1) How do individual physicians contribute to health care disparities? Thinking about an area of health care of particular interest to you, what research do you think could be done to either understand the effect of individual physicians on health disparities, or to decrease this effect?
In “A Silent Curriculum”, a medical student describes her experience and observations as a trainee in the medical field, and what she noticed and at times what she was taught with regards to the differences in pain tolerance, risks for diseases, and stereotypes of patients of different races. For me, her experience was definitely a familiar one. These biases, as well as the mentality of blaming patients for miscommunications and poor adherence, are being passed down to trainees of all levels. It is a systems problem, but also a way that individual physicians are contributing to health care disparities when they are expressing these opinions to students.
In Chapman et al, implicit bias of individual physicians is also contributing to health care disparities, as well as language discordance described in Parker et al. In the latter study, they were able to show the positive effect of language concordant providers for Spanish speaking patients with regards to diabetes management.
For me, I am interested in how hepatologists can better care for patients with alcohol-associated liver disease and non-alcoholic fatty liver disease that is associated with obesity, diabetes, hypertension, and hyperlipidemia. In both settings, standardized counseling is often used, which does not take into account individual patient’s limitations with regards to access to healthy food, time to exercise, time and effort to travel to and from appointments, ability to cook for themselves, treated/untreated mental health conditions, education level and health literacy. When counseling patients without fully understanding their barriers to implement lifestyle modification, the patient is set up for failure, and the physician may then perceive the patient to be nonadherent, unmotivated, or lazy. This further contributes to health care disparities. Research to better understand the barriers that exist for patients, as well as providers’ attitudes toward these patients and knowledge of their barriers will be important going forward.
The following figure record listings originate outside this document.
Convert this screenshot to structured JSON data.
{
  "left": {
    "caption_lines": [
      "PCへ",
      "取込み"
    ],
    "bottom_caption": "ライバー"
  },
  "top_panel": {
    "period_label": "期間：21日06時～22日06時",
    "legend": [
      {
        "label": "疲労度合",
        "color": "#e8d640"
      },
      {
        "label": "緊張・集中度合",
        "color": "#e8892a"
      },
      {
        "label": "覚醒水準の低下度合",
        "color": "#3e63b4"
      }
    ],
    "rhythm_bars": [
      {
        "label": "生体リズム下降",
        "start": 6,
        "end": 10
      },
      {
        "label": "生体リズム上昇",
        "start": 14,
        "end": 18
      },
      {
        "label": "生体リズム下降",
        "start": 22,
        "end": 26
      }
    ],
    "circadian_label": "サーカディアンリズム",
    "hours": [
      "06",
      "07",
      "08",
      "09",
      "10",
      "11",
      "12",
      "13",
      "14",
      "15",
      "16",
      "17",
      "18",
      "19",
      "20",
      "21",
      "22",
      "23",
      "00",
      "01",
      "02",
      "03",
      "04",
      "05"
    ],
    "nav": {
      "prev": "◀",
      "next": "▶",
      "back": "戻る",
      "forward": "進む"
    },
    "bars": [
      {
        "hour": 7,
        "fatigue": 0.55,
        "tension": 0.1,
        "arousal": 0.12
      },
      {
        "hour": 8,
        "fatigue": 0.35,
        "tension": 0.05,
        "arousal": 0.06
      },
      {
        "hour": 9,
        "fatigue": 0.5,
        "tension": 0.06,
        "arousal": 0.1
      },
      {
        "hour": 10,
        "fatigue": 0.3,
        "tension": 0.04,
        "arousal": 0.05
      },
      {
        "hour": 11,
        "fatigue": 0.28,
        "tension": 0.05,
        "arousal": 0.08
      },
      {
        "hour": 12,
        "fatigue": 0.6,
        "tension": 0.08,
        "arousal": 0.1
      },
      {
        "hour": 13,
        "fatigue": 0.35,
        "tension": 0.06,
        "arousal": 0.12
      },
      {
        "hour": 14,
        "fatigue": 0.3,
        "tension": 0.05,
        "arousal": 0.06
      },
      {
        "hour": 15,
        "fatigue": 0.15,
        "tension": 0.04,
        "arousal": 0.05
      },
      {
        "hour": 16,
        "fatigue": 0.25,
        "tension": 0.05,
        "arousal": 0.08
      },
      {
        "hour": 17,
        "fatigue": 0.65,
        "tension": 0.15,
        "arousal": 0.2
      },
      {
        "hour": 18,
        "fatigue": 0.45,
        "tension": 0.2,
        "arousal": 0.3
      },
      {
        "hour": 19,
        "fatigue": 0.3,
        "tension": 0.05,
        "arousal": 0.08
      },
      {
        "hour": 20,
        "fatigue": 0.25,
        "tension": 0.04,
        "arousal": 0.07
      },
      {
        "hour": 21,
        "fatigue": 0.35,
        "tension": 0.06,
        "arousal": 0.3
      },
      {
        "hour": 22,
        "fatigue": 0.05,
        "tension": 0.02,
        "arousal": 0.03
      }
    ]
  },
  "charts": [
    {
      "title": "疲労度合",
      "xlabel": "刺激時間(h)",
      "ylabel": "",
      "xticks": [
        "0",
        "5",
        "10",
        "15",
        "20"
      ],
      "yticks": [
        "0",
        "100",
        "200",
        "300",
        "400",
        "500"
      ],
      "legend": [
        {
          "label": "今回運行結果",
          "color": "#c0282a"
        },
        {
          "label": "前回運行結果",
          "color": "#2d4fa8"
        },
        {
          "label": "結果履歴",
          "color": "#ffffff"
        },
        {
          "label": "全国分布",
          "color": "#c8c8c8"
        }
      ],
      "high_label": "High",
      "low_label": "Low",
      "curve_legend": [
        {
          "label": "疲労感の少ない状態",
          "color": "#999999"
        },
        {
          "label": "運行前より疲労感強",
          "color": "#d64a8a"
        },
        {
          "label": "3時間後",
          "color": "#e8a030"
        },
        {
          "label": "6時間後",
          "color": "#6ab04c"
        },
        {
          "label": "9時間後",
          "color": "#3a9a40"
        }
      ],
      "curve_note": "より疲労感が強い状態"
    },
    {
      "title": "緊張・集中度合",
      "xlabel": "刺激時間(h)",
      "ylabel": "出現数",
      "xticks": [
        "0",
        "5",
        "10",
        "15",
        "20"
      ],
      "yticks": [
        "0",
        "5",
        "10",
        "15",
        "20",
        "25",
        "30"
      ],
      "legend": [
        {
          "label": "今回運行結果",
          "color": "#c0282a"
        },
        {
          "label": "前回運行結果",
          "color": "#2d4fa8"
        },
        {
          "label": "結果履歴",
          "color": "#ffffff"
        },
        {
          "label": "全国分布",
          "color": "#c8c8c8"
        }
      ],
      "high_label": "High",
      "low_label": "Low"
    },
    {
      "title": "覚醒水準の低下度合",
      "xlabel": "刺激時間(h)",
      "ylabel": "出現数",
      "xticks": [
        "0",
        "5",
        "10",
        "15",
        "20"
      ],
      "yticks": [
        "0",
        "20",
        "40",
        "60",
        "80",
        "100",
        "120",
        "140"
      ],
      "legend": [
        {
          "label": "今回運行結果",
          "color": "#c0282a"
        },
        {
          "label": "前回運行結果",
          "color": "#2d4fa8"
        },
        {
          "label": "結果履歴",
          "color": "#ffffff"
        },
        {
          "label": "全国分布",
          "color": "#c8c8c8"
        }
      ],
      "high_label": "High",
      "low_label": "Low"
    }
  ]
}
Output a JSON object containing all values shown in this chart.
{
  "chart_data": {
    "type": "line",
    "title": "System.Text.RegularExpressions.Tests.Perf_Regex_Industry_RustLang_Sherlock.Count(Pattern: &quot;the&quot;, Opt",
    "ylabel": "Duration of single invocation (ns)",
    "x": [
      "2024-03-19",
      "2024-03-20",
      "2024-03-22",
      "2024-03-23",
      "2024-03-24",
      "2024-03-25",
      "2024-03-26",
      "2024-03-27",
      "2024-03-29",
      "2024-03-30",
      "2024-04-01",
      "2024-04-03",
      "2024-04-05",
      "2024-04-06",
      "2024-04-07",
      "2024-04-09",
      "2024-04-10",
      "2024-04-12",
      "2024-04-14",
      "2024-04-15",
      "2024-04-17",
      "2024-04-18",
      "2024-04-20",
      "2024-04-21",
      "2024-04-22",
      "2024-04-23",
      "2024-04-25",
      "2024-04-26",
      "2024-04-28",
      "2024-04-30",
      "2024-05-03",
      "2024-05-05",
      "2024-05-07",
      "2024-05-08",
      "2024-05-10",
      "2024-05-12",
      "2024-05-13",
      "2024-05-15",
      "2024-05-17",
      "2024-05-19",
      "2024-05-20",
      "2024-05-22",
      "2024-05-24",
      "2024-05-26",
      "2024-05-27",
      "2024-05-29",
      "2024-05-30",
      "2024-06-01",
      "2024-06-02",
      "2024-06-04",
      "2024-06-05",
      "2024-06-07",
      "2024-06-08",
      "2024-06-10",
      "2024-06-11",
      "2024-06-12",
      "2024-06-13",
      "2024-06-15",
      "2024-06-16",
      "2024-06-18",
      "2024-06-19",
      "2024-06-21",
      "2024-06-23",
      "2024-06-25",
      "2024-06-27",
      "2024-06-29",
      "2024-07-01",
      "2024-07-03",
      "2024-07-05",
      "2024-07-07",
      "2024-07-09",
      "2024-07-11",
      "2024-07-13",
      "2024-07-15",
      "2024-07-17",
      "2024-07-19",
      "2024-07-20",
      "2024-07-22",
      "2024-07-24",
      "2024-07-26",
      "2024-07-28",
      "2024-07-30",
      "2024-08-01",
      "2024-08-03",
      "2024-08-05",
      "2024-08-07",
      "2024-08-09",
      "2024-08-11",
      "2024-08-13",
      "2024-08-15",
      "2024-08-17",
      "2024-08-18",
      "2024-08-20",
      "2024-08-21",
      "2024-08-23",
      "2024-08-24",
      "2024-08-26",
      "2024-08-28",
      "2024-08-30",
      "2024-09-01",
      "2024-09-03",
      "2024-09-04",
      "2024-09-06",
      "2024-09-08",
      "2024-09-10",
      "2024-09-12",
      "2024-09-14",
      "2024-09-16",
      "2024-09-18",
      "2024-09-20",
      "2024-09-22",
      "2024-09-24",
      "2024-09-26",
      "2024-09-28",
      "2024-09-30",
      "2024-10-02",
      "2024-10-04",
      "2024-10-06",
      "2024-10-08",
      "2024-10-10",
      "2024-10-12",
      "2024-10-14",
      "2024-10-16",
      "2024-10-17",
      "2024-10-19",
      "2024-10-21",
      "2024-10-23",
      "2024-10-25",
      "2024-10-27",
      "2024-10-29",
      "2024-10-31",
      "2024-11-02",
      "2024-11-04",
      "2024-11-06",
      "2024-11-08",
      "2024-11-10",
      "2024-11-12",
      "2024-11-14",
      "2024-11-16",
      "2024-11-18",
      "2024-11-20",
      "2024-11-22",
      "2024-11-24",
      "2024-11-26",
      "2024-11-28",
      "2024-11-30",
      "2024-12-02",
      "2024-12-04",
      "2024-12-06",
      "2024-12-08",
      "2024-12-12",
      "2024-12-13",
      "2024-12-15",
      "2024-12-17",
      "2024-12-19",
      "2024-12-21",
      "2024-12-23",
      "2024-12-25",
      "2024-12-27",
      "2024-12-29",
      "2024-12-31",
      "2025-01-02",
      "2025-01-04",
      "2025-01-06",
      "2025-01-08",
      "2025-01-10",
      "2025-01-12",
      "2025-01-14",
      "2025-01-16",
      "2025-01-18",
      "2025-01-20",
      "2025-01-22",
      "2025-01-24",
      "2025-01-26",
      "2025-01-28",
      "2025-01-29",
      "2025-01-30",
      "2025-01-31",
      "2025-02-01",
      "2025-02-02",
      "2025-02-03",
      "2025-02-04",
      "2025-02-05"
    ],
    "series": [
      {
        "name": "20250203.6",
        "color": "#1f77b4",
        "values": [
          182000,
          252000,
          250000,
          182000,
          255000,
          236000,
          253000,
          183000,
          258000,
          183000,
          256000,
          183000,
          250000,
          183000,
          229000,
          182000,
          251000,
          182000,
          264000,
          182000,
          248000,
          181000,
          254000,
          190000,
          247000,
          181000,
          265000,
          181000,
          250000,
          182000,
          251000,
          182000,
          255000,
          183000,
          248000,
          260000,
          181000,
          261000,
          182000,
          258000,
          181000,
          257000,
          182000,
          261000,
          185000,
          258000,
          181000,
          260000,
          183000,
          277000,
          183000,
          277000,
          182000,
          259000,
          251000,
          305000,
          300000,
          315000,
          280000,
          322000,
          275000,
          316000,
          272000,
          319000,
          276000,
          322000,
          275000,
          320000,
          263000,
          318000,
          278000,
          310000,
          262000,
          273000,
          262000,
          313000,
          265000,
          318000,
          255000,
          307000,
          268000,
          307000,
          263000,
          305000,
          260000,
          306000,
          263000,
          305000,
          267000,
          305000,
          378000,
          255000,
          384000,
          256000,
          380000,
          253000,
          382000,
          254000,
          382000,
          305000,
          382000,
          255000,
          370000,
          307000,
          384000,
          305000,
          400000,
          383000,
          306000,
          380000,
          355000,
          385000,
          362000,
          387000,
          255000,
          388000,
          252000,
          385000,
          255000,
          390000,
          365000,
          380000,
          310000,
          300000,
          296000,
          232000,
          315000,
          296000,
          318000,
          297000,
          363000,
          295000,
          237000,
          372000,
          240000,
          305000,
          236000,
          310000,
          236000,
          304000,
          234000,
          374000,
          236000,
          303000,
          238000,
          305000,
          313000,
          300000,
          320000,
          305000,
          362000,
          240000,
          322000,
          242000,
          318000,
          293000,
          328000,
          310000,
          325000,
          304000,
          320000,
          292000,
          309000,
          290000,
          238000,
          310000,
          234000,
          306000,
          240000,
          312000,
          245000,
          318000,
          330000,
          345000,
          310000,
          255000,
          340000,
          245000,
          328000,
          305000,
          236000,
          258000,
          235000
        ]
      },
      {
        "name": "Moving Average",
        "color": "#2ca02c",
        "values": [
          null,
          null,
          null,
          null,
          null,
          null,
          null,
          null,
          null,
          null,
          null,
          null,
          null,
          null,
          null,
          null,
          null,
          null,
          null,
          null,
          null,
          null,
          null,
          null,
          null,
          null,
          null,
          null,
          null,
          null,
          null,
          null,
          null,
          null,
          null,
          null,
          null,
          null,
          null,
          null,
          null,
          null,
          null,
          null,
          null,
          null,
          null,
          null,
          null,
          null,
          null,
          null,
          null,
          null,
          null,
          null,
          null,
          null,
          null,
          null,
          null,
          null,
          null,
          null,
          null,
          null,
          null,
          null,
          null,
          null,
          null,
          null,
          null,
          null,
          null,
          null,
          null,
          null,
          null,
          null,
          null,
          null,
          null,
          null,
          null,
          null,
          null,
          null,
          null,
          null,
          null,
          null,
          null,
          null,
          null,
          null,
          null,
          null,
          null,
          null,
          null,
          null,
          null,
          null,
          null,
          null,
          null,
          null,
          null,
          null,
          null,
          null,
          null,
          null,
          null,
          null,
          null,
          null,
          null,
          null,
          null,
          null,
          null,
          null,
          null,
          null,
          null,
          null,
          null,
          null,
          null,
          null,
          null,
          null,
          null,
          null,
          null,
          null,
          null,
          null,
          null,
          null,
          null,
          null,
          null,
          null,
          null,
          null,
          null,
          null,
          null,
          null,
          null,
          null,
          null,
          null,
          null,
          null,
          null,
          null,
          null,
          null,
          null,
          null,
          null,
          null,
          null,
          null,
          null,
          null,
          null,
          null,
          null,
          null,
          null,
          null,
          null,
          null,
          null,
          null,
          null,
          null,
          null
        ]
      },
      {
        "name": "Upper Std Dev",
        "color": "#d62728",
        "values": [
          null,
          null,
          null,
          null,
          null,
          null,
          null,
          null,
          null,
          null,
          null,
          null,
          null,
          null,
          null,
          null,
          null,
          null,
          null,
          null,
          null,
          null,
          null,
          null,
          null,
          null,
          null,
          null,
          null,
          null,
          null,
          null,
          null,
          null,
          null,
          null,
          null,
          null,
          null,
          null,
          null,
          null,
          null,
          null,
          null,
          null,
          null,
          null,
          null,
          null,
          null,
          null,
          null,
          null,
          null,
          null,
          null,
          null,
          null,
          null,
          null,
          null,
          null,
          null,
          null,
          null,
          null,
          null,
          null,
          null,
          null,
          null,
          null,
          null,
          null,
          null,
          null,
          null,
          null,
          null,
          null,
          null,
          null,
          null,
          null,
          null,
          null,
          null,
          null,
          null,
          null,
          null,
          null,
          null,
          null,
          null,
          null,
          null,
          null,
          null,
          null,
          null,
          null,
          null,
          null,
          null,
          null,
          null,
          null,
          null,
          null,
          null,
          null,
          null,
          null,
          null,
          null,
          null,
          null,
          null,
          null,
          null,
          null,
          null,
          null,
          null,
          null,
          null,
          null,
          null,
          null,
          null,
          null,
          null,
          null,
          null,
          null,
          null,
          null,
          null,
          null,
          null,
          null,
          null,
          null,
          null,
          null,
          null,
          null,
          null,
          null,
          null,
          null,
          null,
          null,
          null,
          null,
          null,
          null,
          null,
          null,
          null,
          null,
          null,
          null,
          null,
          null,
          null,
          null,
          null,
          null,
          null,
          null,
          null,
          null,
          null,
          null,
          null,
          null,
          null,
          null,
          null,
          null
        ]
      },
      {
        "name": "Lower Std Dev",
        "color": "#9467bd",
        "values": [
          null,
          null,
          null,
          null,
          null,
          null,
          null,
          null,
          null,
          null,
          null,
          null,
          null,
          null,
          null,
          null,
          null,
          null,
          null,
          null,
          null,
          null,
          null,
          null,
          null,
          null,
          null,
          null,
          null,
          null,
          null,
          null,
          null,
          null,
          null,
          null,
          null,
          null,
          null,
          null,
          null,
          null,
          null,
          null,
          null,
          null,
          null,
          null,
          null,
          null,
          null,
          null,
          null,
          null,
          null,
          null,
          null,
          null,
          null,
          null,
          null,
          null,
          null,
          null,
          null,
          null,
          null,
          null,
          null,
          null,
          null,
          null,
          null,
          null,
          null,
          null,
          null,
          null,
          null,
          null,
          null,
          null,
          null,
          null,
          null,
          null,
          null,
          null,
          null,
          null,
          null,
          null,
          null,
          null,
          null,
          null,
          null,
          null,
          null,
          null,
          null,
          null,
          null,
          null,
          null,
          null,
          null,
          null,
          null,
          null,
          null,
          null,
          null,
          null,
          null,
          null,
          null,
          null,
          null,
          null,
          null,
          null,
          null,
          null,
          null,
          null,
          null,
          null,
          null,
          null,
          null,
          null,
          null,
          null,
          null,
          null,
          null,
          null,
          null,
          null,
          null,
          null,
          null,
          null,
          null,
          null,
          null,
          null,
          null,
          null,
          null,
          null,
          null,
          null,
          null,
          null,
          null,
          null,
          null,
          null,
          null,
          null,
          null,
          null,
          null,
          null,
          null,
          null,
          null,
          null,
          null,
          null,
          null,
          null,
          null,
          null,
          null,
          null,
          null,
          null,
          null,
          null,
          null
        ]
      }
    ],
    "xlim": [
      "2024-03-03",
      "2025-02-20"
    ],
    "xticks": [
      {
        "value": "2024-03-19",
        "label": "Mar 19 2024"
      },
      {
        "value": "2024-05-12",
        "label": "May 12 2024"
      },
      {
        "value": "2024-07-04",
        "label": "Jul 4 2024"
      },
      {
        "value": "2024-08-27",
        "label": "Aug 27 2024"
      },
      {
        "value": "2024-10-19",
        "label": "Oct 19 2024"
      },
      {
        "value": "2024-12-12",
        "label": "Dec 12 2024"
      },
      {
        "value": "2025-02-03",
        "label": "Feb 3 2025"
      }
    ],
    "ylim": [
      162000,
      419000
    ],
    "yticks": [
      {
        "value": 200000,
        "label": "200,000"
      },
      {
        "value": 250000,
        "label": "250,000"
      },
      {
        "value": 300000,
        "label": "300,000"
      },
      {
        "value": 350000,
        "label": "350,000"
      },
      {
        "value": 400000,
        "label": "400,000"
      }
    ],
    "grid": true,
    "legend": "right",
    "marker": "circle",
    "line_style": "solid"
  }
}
2) Structural issues within health care delivery are implicated in health care disparities. Please brainstorm 4 structural issues that might contribute to these disparities. Which of these are relevant to your particular area of research, and how?
Number of patients seen in a day and the amount of time designated per patient – often limits the physician to addressing only a few items and makes it more challenging to understand the patient’s individual needs. This is particularly true with language discordance.
Inability to get in-person interpreters – at UCSF, often have interpreters scheduled, but at SFGH have to request an interpreter over the phone which takes significant amount of time, sometimes unable to hear the interpreter or they are unable to hear the patient.
Transportation to and from clinic visits – timing of visits and limitations to pre-arranged transportation, cost of parking, clinics are often only one afternoon per week and this inflexibility makes it more difficult for patients of lower SES to attend appointments
Absence of available records at visits – particularly for patients who may be seen at other EDs or in clinics that do not have EMRs or whose EMRs are not available in Care Everywhere. Without this information, physicians cannot follow up on studies or visits, have difficulty knowing updated medication lists, are uninformed of outside providers’ (specialists’) diagnoses or recommended work up. If the patient has difficulty providing this information, this can lead to frustration for the patient and the physician and creates a poorer relationship.